One night I went out bar hopping with my store manager, Jen. We were all around the same age at the clothing store I worked at. We went to her hometown so I didn’t really know the area or the people. We were having a good time dancing, mingling and drinking. Jen decided to introduce me to one of her guy friends; they called him “Pimp.” Apparently she thought we’d get along because we were both interested in porn. I was too drunk to really be interested in meeting him. I said hi and awkwardly talked about Jenna Jameson for a minute but that was it, then I was back at Jen’s side mingling. It was about closing time so Jen invited a few people back to her apartment. I planned on staying there since I lived 45 minutes away and of course I was way too drunk to drive. We all hung out at the apartment for a bit, drinking some more. I was exhausted and just wanted to crash on the couch so I was happy when people started to leave. The living room had a large wrap around couch that you could fit one person on each end so apparently “Pimp” was crashing here too. Jen and her roommate went upstairs to their bedrooms and we were alone. I lied down and he got closer to me. He started caressing my leg. I pushed his hand away and said, “Dude, I’m really tired. I just want to go to sleep.” He was like “Come on, we both like sex so let’s just do it.” I was not interested. He kept saying “come on” while touching me. I was seriously on the verge of passing out. He proceeded to take my pants and underwear off. I kept saying no and trying to push him away but I had no strength. I could barely keep my eyes open. He put a condom on and had sex with me. When he was done he just went to the other side of the couch and went to sleep. The next morning Jen’s roommate noticed the used condom in the trash and made some joking comment about us sleeping together. I didn’t say anything. After an awkward breakfast with everyone I went home and never spoke about it. When I thought about it, it was just another notch in my bedpost. I was already being promiscuous so this was my fault. Years later I realized that it was a form of rape and it wasn’t my fault. A little while after that I was just completely not interested in sex.

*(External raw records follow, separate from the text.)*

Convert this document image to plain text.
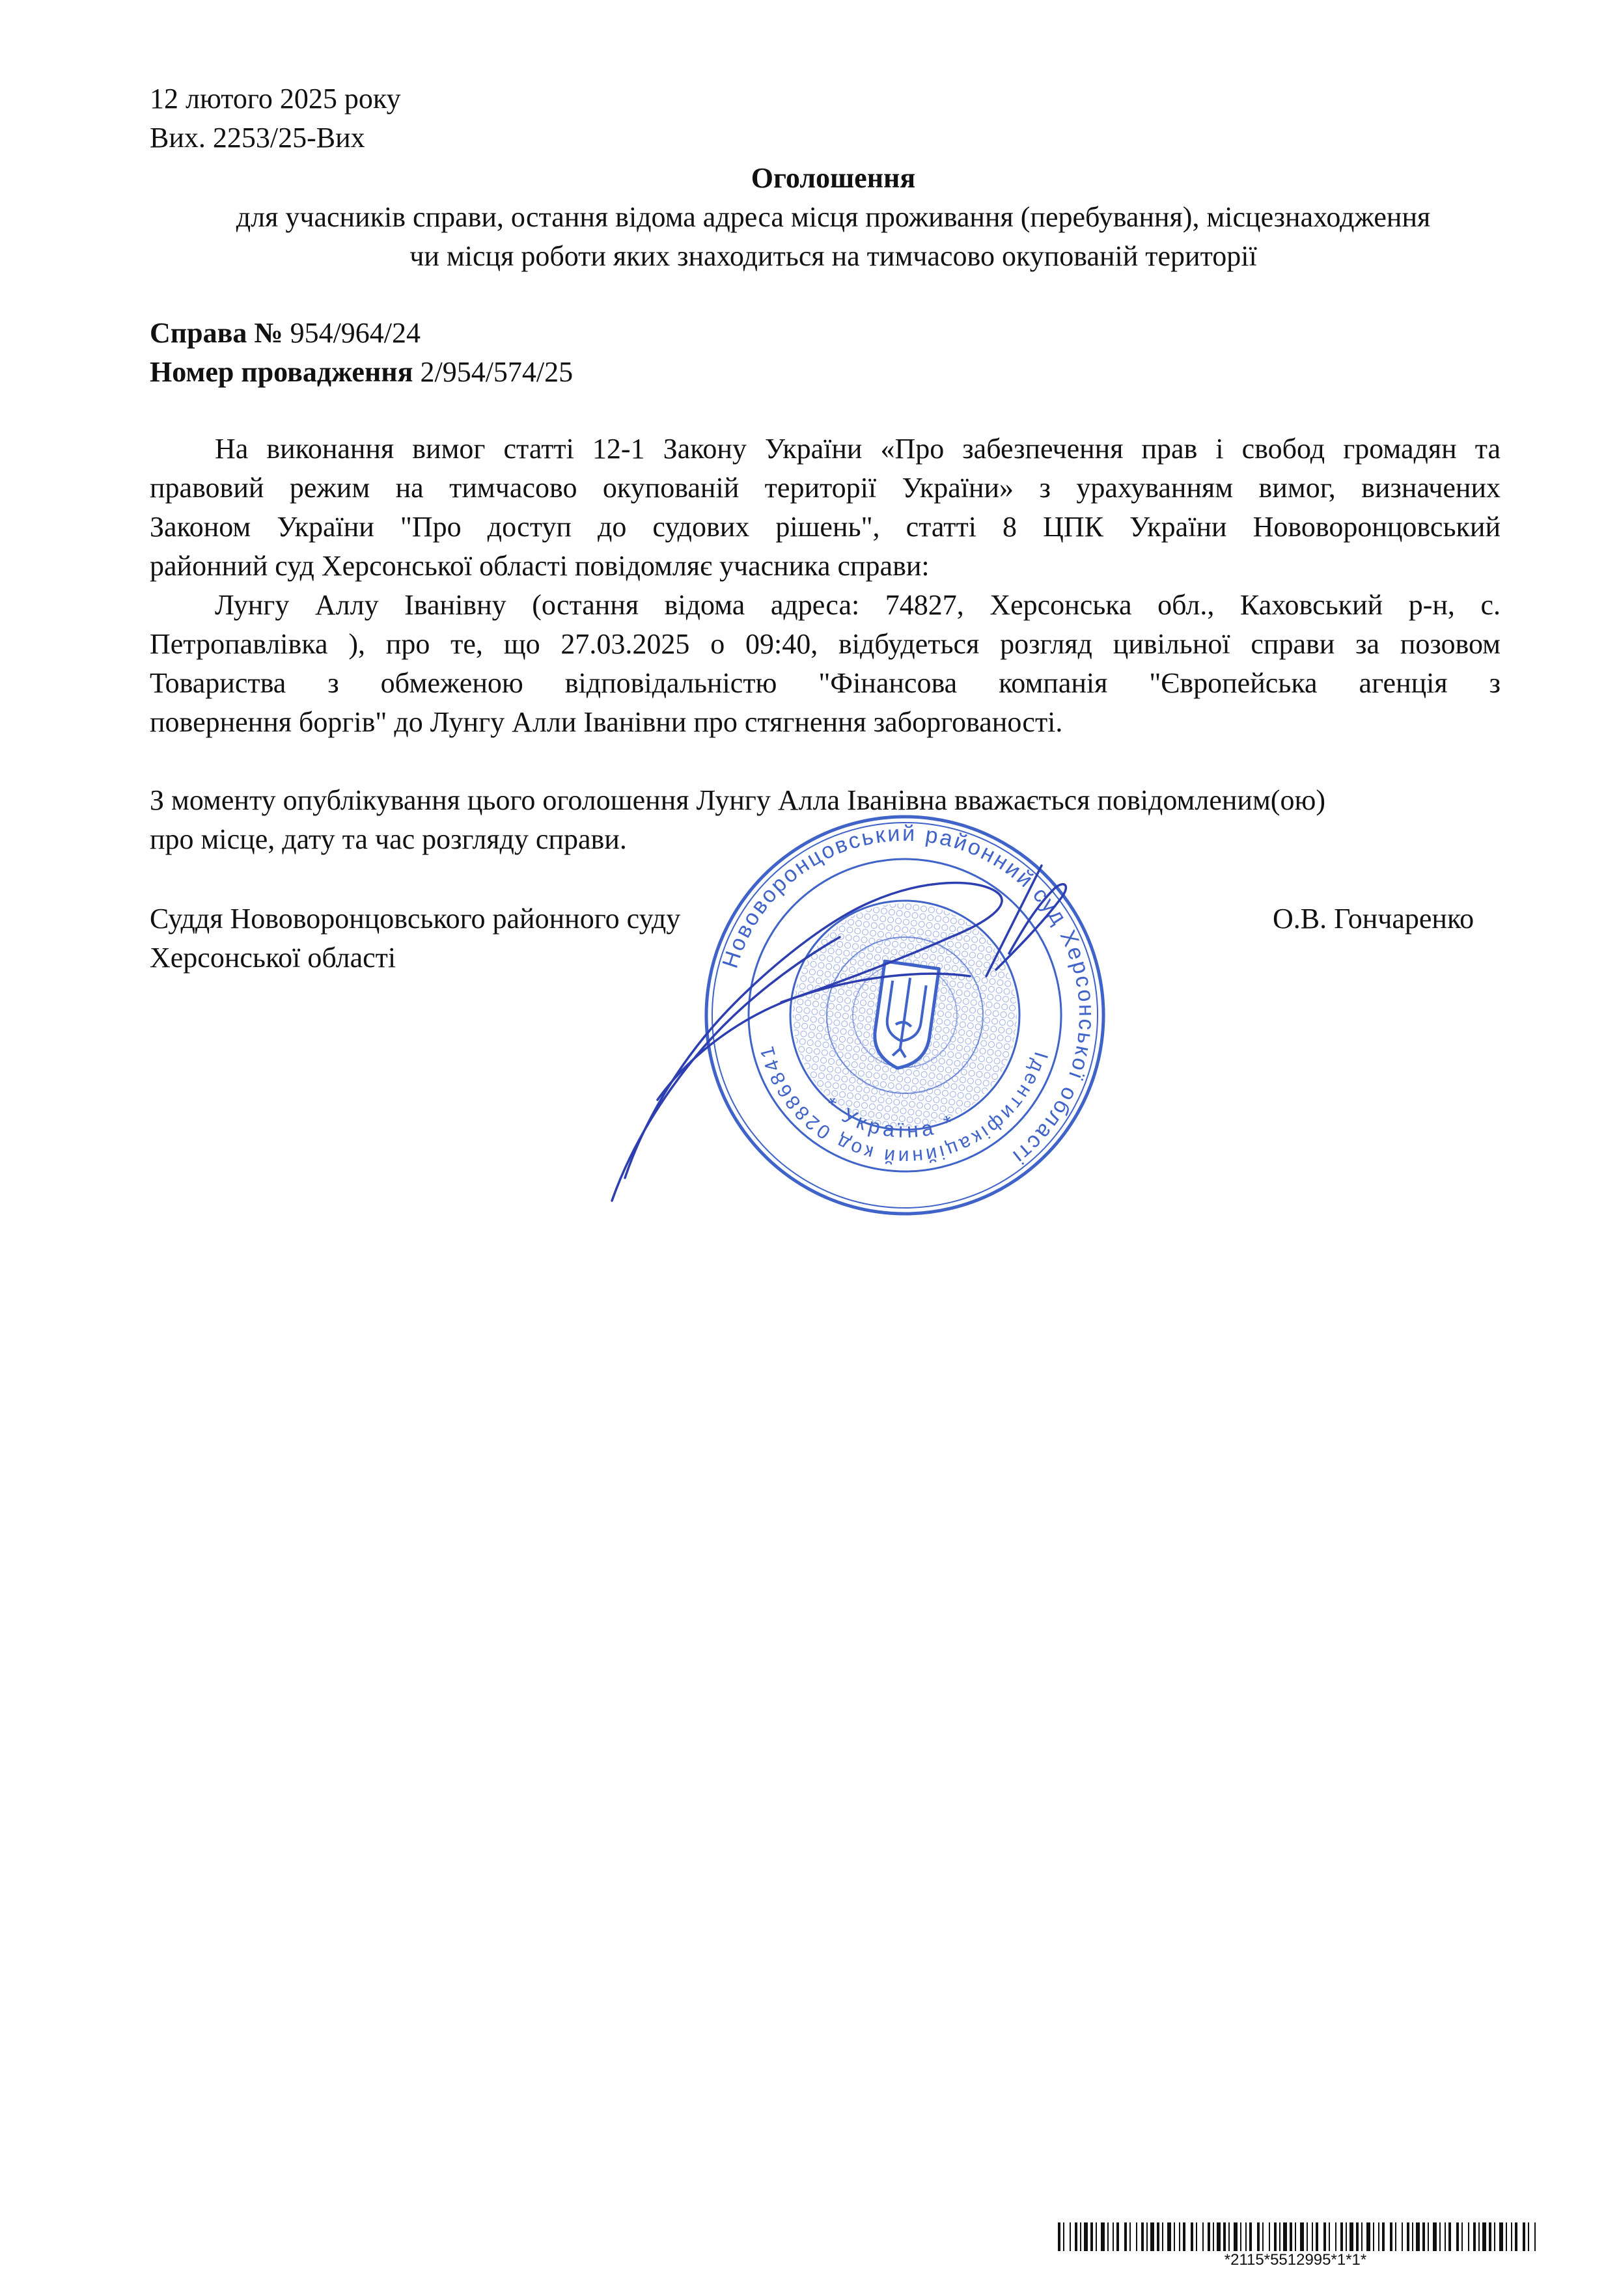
12 лютого 2025 року
Вих. 2253/25-Вих
Оголошення
для учасників справи, остання відома адреса місця проживання (перебування), місцезнаходження
чи місця роботи яких знаходиться на тимчасово окупованій території
Справа № 954/964/24
Номер провадження 2/954/574/25
На виконання вимог статті 12-1 Закону України «Про забезпечення прав і свобод громадян та
правовий режим на тимчасово окупованій території України» з урахуванням вимог, визначених
Законом України "Про доступ до судових рішень", статті 8 ЦПК України Нововоронцовський
районний суд Херсонської області повідомляє учасника справи:
Лунгу Аллу Іванівну (остання відома адреса: 74827, Херсонська обл., Каховський р-н, с.
Петропавлівка ), про те, що 27.03.2025 о 09:40, відбудеться розгляд цивільної справи за позовом
Товариства з обмеженою відповідальністю "Фінансова компанія "Європейська агенція з
повернення боргів" до Лунгу Алли Іванівни про стягнення заборгованості.
З моменту опублікування цього оголошення Лунгу Алла Іванівна вважається повідомленим(ою)
про місце, дату та час розгляду справи.
Суддя Нововоронцовського районного суду
Херсонської області
О.В. Гончаренко
Нововоронцовський районний суд Херсонської області
Ідентифікаційний код 02886841
* Україна *
*2115*5512995*1*1*
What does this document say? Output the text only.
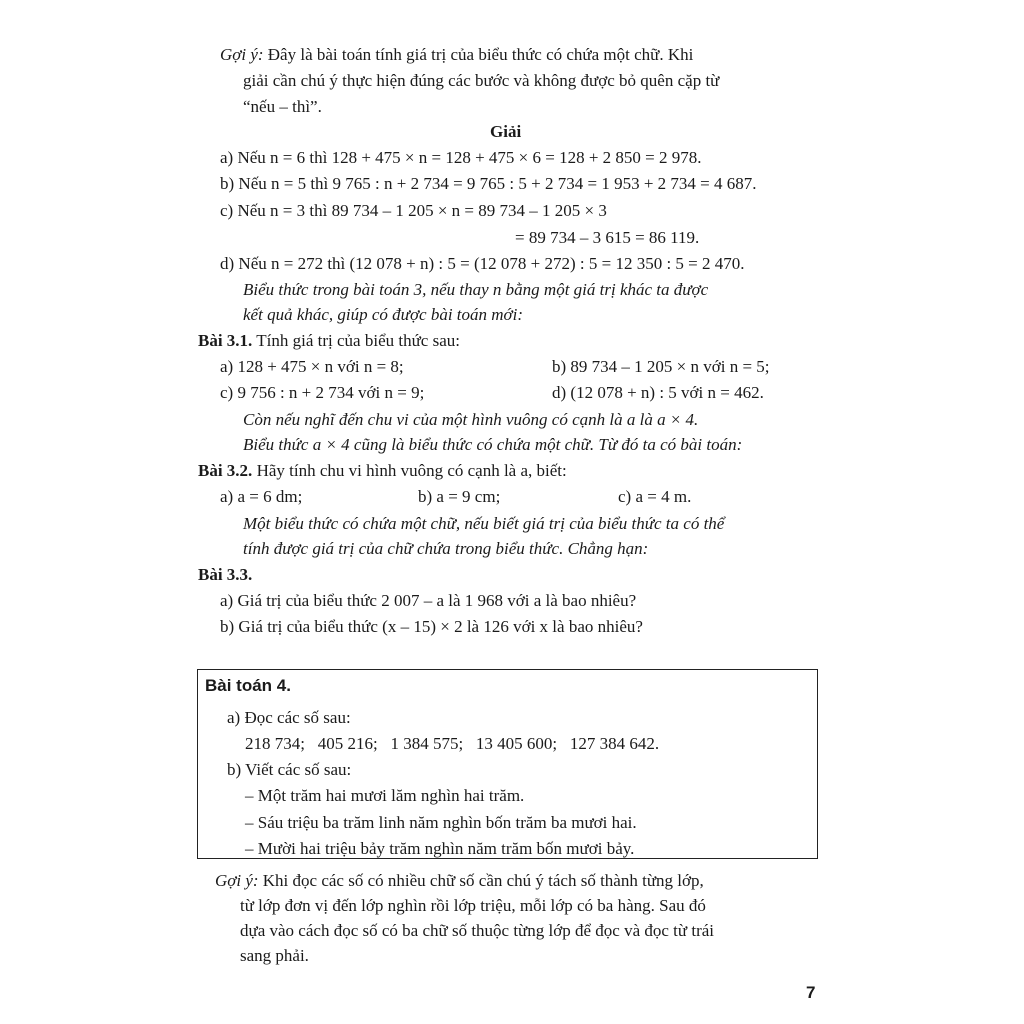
Gợi ý: Đây là bài toán tính giá trị của biểu thức có chứa một chữ. Khi
giải cần chú ý thực hiện đúng các bước và không được bỏ quên cặp từ
“nếu – thì”.
Giải
a) Nếu n = 6 thì 128 + 475 × n = 128 + 475 × 6 = 128 + 2 850 = 2 978.
b) Nếu n = 5 thì 9 765 : n + 2 734 = 9 765 : 5 + 2 734 = 1 953 + 2 734 = 4 687.
c) Nếu n = 3 thì 89 734 – 1 205 × n = 89 734 – 1 205 × 3
= 89 734 – 3 615 = 86 119.
d) Nếu n = 272 thì (12 078 + n) : 5 = (12 078 + 272) : 5 = 12 350 : 5 = 2 470.
Biểu thức trong bài toán 3, nếu thay n bằng một giá trị khác ta được
kết quả khác, giúp có được bài toán mới:
Bài 3.1. Tính giá trị của biểu thức sau:
a) 128 + 475 × n với n = 8;	b) 89 734 – 1 205 × n với n = 5;
c) 9 756 : n + 2 734 với n = 9;	d) (12 078 + n) : 5 với n = 462.
Còn nếu nghĩ đến chu vi của một hình vuông có cạnh là a là a × 4.
Biểu thức a × 4 cũng là biểu thức có chứa một chữ. Từ đó ta có bài toán:
Bài 3.2. Hãy tính chu vi hình vuông có cạnh là a, biết:
a) a = 6 dm;	b) a = 9 cm;	c) a = 4 m.
Một biểu thức có chứa một chữ, nếu biết giá trị của biểu thức ta có thể
tính được giá trị của chữ chứa trong biểu thức. Chẳng hạn:
Bài 3.3.
a) Giá trị của biểu thức 2 007 – a là 1 968 với a là bao nhiêu?
b) Giá trị của biểu thức (x – 15) × 2 là 126 với x là bao nhiêu?
Bài toán 4.
a) Đọc các số sau:
218 734;   405 216;   1 384 575;   13 405 600;   127 384 642.
b) Viết các số sau:
– Một trăm hai mươi lăm nghìn hai trăm.
– Sáu triệu ba trăm linh năm nghìn bốn trăm ba mươi hai.
– Mười hai triệu bảy trăm nghìn năm trăm bốn mươi bảy.
Gợi ý: Khi đọc các số có nhiều chữ số cần chú ý tách số thành từng lớp,
từ lớp đơn vị đến lớp nghìn rồi lớp triệu, mỗi lớp có ba hàng. Sau đó
dựa vào cách đọc số có ba chữ số thuộc từng lớp để đọc và đọc từ trái
sang phải.
7
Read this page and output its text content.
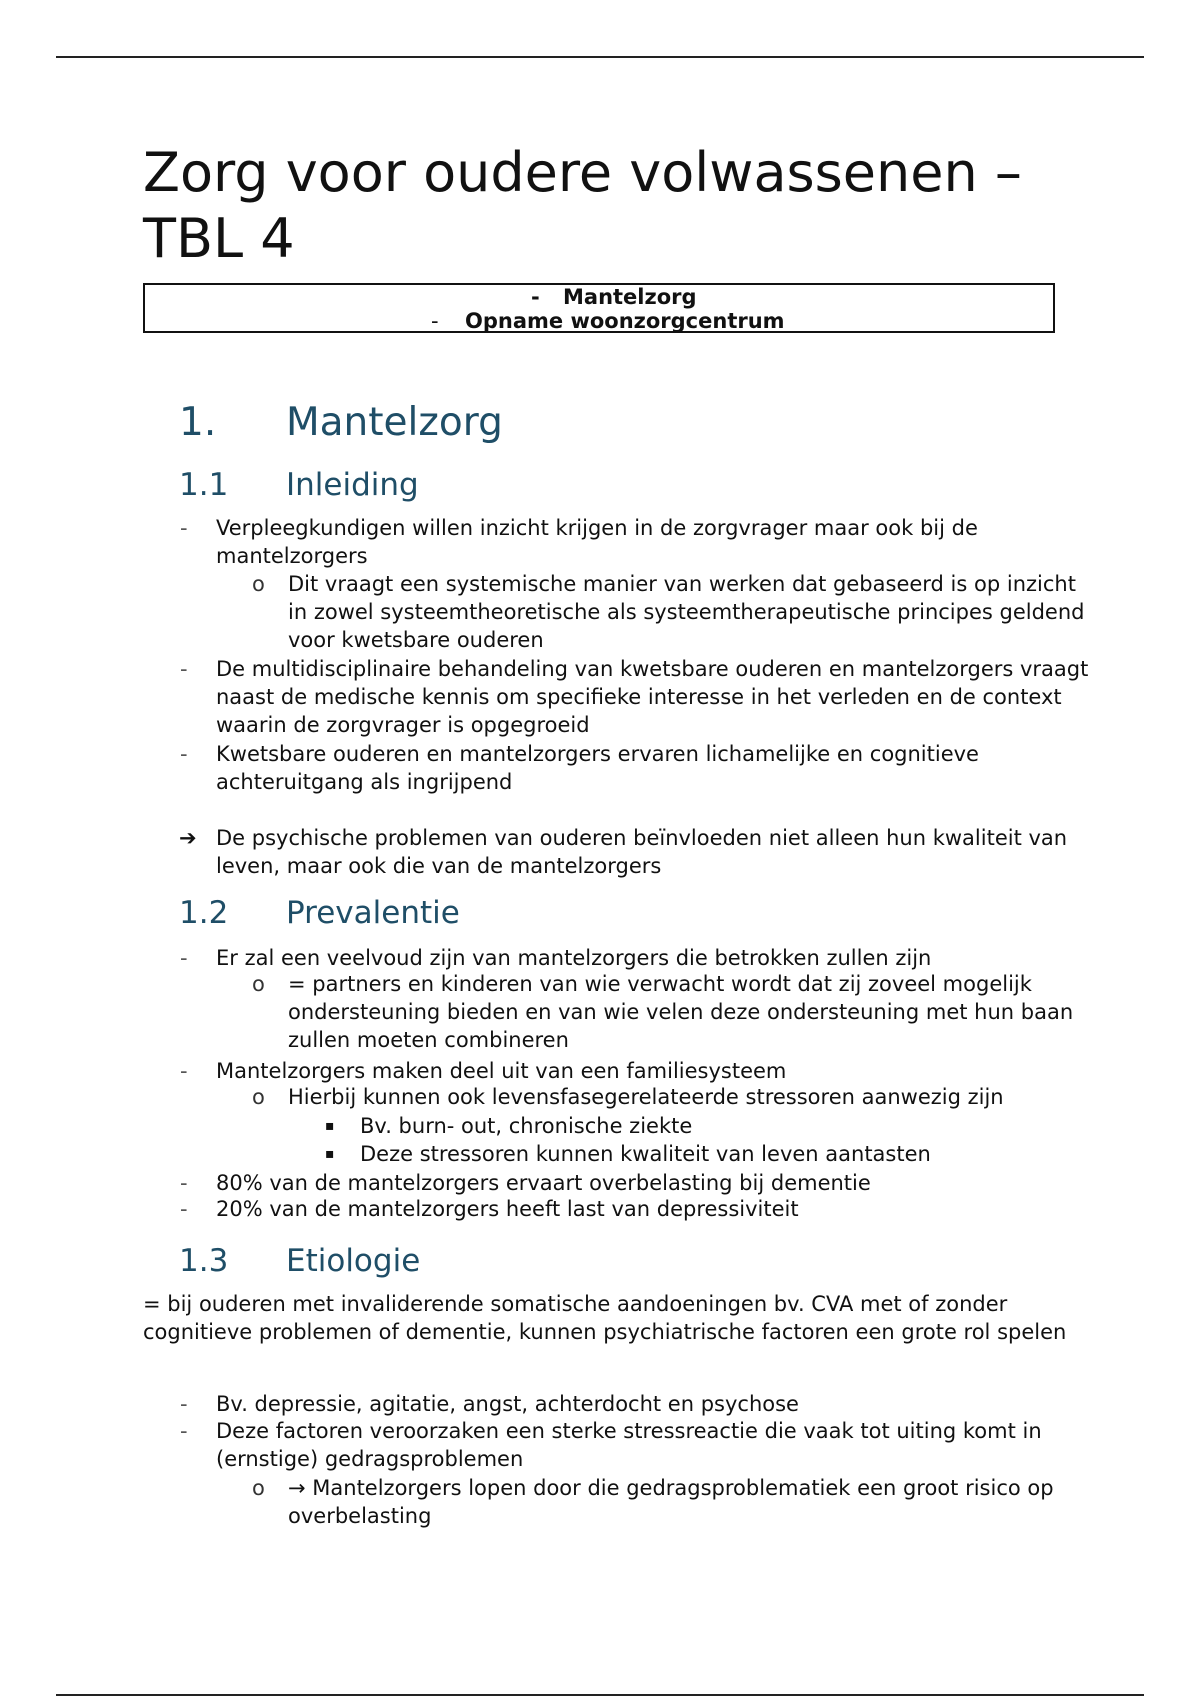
Zorg voor oudere volwassenen – TBL 4
- Mantelzorg
- Opname woonzorgcentrum
1. Mantelzorg
1.1 Inleiding
- Verpleegkundigen willen inzicht krijgen in de zorgvrager maar ook bij de mantelzorgers
o Dit vraagt een systemische manier van werken dat gebaseerd is op inzicht in zowel systeemtheoretische als systeemtherapeutische principes geldend voor kwetsbare ouderen
- De multidisciplinaire behandeling van kwetsbare ouderen en mantelzorgers vraagt naast de medische kennis om specifieke interesse in het verleden en de context waarin de zorgvrager is opgegroeid
- Kwetsbare ouderen en mantelzorgers ervaren lichamelijke en cognitieve achteruitgang als ingrijpend
➔ De psychische problemen van ouderen beïnvloeden niet alleen hun kwaliteit van leven, maar ook die van de mantelzorgers
1.2 Prevalentie
- Er zal een veelvoud zijn van mantelzorgers die betrokken zullen zijn
o = partners en kinderen van wie verwacht wordt dat zij zoveel mogelijk ondersteuning bieden en van wie velen deze ondersteuning met hun baan zullen moeten combineren
- Mantelzorgers maken deel uit van een familiesysteem
o Hierbij kunnen ook levensfasegerelateerde stressoren aanwezig zijn
▪ Bv. burn- out, chronische ziekte
▪ Deze stressoren kunnen kwaliteit van leven aantasten
- 80% van de mantelzorgers ervaart overbelasting bij dementie
- 20% van de mantelzorgers heeft last van depressiviteit
1.3 Etiologie
= bij ouderen met invaliderende somatische aandoeningen bv. CVA met of zonder cognitieve problemen of dementie, kunnen psychiatrische factoren een grote rol spelen
- Bv. depressie, agitatie, angst, achterdocht en psychose
- Deze factoren veroorzaken een sterke stressreactie die vaak tot uiting komt in (ernstige) gedragsproblemen
o → Mantelzorgers lopen door die gedragsproblematiek een groot risico op overbelasting
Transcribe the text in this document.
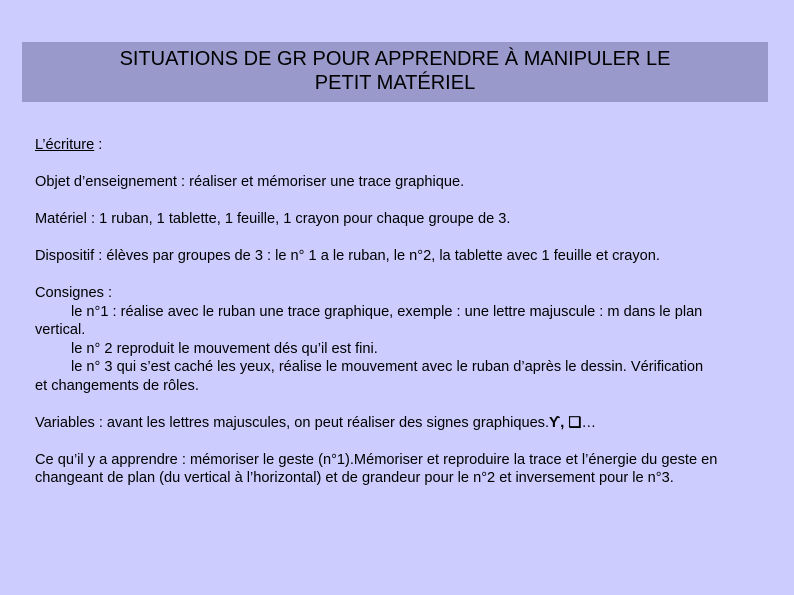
SITUATIONS DE GR POUR APPRENDRE À MANIPULER LE
PETIT MATÉRIEL

L’écriture :

Objet d’enseignement : réaliser et mémoriser une trace graphique.

Matériel : 1 ruban, 1 tablette, 1 feuille, 1 crayon pour chaque groupe de 3.

Dispositif : élèves par groupes de 3 : le n° 1 a le ruban, le n°2, la tablette avec 1 feuille et crayon.

Consignes :
le n°1 : réalise avec le ruban une trace graphique, exemple : une lettre majuscule : m dans le plan
vertical.
le n° 2 reproduit le mouvement dés qu’il est fini.
le n° 3 qui s’est caché les yeux, réalise le mouvement avec le ruban d’après le dessin. Vérification
et changements de rôles.

Variables : avant les lettres majuscules, on peut réaliser des signes graphiques.ϒ, ❑…

Ce qu’il y a apprendre : mémoriser le geste (n°1).Mémoriser et reproduire la trace et l’énergie du geste en changeant de plan (du vertical à l’horizontal) et de grandeur pour le n°2 et inversement pour le n°3.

I feel that the promiscuity and depression was a result of the molestation. I still have nightmares sometimes. Like I said before, all this still affects my life today. I love my husband with all my heart but sometimes sex is the last thing on earth that I want. I know all he wants is to express his love and I know it’s hard for him when I turn him down. Sometimes the slightest touch makes me so uncomfortable that I feel like I need to get away. It’s hard for him to understand how I feel but he is trying and I am very lucky to have him in my life. I never went to therapy for any of this but I’m hoping that one day I will be comfortable enough to go.